En 1987 les Frères musulmans palestiniens créent le Hamas. Le gouvernement israélien d'alors semble y avoir vu, au départ, une bonne occasion de prendre à revers le Fatah.

On doit donc constater une radicalisation constante de ce mouvement. Son activité terroriste dure maintenant depuis plus de 60 ans. Né, dès les années 1920, de l'admiration du jeune instituteur Hassan el-Banna pour le royaume saoudien qui demeure, avec le Qatar, le commanditaire financier et la référence des "salafistes". Né en 1906, Banna avait vu en 1924 la disparition du califat ottoman et il se raccrochait aux succès des wahabites en Arabie, si proches des "pieux ancêtres".

L’historienne iranienne Ladan Boroumand fait remarquer dès lors à propos de ce qu’on appelle de façon trop approximative "l’islamisme" : "c’est une manière d’être communiste sans devenir athée."

Ce dernier point nous semble capital à faire comprendre, sinon à John Kerry lui-même, du moins aux responsables et à l'opinion de l'occident. Cela vaut en particulier à Paris et pour nos dirigeants qui abordent de manière si frivole et si fausse les menaces qui pèsent sur l'ensemble de nos pays.

S'agissant des Frères Musulmans, les naïfs, les psycho-sociologues et les enfumeurs professionnels voudraient les réduire à la dimension de leurs 500 organisations caritatives. La guidance de la confrérie les contrôle, en effet, sans partage. Très précisément on se trouve bel et bien en présence d'une organisation terroriste et totalitaire. Celle-ci se révèle d'autant plus dangereuse qu'elle fonctionne comme les partis communistes d'autrefois. Structurée en contre-société, elle constitue le vivier d'une subversion totale et radicale. Elle se sert de la démocratie et de ses libertés, qu'elle ne respecte qu'à son propre profit. Elle n'hésite le cas échéant devant aucun moyen de feu et de sang. On l'a vu tous les jours pendant les 12 mois de la présidence Morsi au Caire. On le voit depuis la chute de son régime par l'aggravation systématique et dramatique de la violence à laquelle elle s'emploie.

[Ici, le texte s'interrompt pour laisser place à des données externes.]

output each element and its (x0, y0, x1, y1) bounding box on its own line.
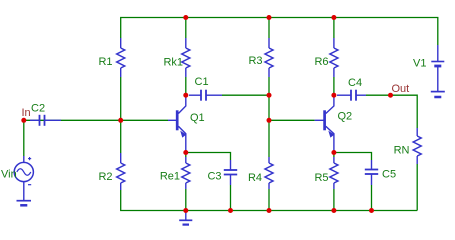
wire C4 right lead to Out and RN (366, 95, 417, 128)
svg-text:In: In (22, 107, 31, 119)
resistor R4 (265, 157, 273, 189)
junction C4 left node (331, 93, 336, 98)
wire Q1 emitter node to Re1 (185, 153, 187, 158)
svg-text:C5: C5 (382, 169, 396, 181)
junction top rail at Rk1 (183, 15, 188, 20)
wire Q2 emitter node to C5 top (334, 153, 372, 161)
wire In node to Vin source (23, 120, 25, 156)
wire base node to R4 top (268, 120, 270, 157)
svg-text:C2: C2 (31, 103, 45, 115)
junction Q1 emitter node (183, 150, 188, 155)
resistor Re1 (182, 157, 190, 189)
wire In node to Q1 base (24, 119, 168, 121)
wire top supply rail (121, 18, 438, 46)
svg-text:C1: C1 (195, 76, 209, 88)
junction ground rail at C3 (228, 208, 233, 213)
wire top rail to R3 (268, 18, 270, 39)
wire Q2 emitter node to R5 (333, 153, 335, 158)
resistor RN (413, 128, 421, 164)
ground below Vin (17, 201, 32, 206)
ground below Re1 (179, 211, 192, 225)
svg-text:C3: C3 (207, 171, 221, 183)
wire C5 bottom to ground rail (371, 185, 373, 211)
transistor Q2 (315, 95, 335, 152)
resistor R1 (117, 38, 125, 77)
svg-text:V1: V1 (413, 58, 426, 70)
junction R1 R2 base node (118, 118, 123, 123)
junction C1 left node (183, 93, 188, 98)
junction C1 right node (267, 93, 272, 98)
wire RN bottom to ground rail (416, 164, 418, 211)
wire base node to R2 top (120, 120, 122, 153)
capacitor C3 (224, 160, 237, 185)
junction Out node (388, 93, 393, 98)
svg-text:RN: RN (394, 145, 410, 157)
battery V1 (431, 45, 444, 92)
ground below V1 (431, 92, 445, 97)
svg-text:Out: Out (392, 83, 410, 95)
wire R6 bottom to C4 node (333, 77, 335, 95)
wire Q1 emitter node to C3 top (186, 153, 231, 161)
svg-text:Vin: Vin (1, 169, 17, 181)
svg-text:R6: R6 (314, 56, 328, 68)
wire R2 bottom to ground rail (121, 190, 186, 211)
resistor R3 (265, 38, 273, 77)
wire Rk1 bottom to C1 node (185, 77, 187, 95)
junction Q2 base node (267, 118, 272, 123)
capacitor C1 (189, 90, 222, 101)
wire C1 right lead to R3 column (222, 94, 269, 96)
wire top rail to R6 (333, 18, 335, 39)
wire R3 bottom through C1 node to base node (268, 77, 270, 120)
svg-text:Q2: Q2 (338, 111, 353, 123)
voltage source Vin (14, 156, 33, 201)
junction In node (21, 118, 26, 123)
svg-text:C4: C4 (348, 77, 362, 89)
junction top rail at R6 (331, 15, 336, 20)
svg-text:R3: R3 (248, 55, 262, 67)
junction ground rail at R4 (267, 208, 272, 213)
wire bottom ground rail (186, 210, 417, 212)
wire R1 bottom to base node (120, 77, 122, 120)
junction top rail at R3 (267, 15, 272, 20)
capacitor C5 (365, 160, 378, 185)
junction Q2 emitter node (331, 150, 336, 155)
wire C3 bottom to ground rail (230, 185, 232, 211)
wire top rail to Rk1 (185, 18, 187, 39)
svg-text:R2: R2 (98, 171, 112, 183)
svg-text:R1: R1 (98, 56, 112, 68)
svg-text:R5: R5 (314, 172, 328, 184)
wire R4 bottom to ground rail (268, 189, 270, 211)
junction ground rail at R5 (331, 208, 336, 213)
resistor R2 (117, 153, 125, 190)
wire base node to Q2 base (269, 119, 315, 121)
junction ground rail at C5 (369, 208, 374, 213)
resistor R5 (330, 157, 338, 189)
svg-text:Re1: Re1 (160, 171, 180, 183)
capacitor C2 (30, 115, 61, 126)
svg-text:R4: R4 (248, 172, 262, 184)
wire Re1 bottom to ground rail (185, 189, 187, 211)
resistor Rk1 (182, 38, 190, 77)
svg-text:Q1: Q1 (190, 112, 205, 124)
svg-text:Rk1: Rk1 (163, 57, 183, 69)
transistor Q1 (168, 95, 186, 152)
junction ground rail at Re1 (183, 208, 188, 213)
capacitor C4 (337, 90, 366, 101)
resistor R6 (330, 38, 338, 77)
wire R5 bottom to ground rail (333, 189, 335, 211)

Seuls les gens comme John Kerry, dans la tradition du parti démocrate américain et de la gauche française, ne veulent pas le voir.

JG Malliarakis http://www.insolent.fr/

Apostilles

  1. cf. Le Monde.fr avec AFP et Reuters | 27.12.2013 à 14h43 • Mis à jour le 28.12.2013 à 17h57 : "Le chef de la diplomatie américaine, John Kerry, a téléphoné jeudi à son homologue égyptien, Nabil Fahmy, pour exprimer « sa préoccupation quant à la désignation terroriste des Frères musulmans », a déclaré Jennifer Psaki, porte-parole du département d'Etat."
  2. écouter la conférence de Michaël Prazan le 8 octobre 2013 à l'Institut d'Histoire sociale : 1° Introduction : "La matrice est la confrérie des Frères musulmans"  ; suivie 2° du débat  ; visionner son documentaire  diffusé sur France 2 "La Confrérie, enquête sur les Frères Musulmans" 
  3. cf. Rapport du 17 octobre 1951 de l’ambassadeur au Caire [Maurice Couve de Murville] au Quai d’Orsay, et archives du Service Historique de l'Armée de Terre SHAT-1H1725.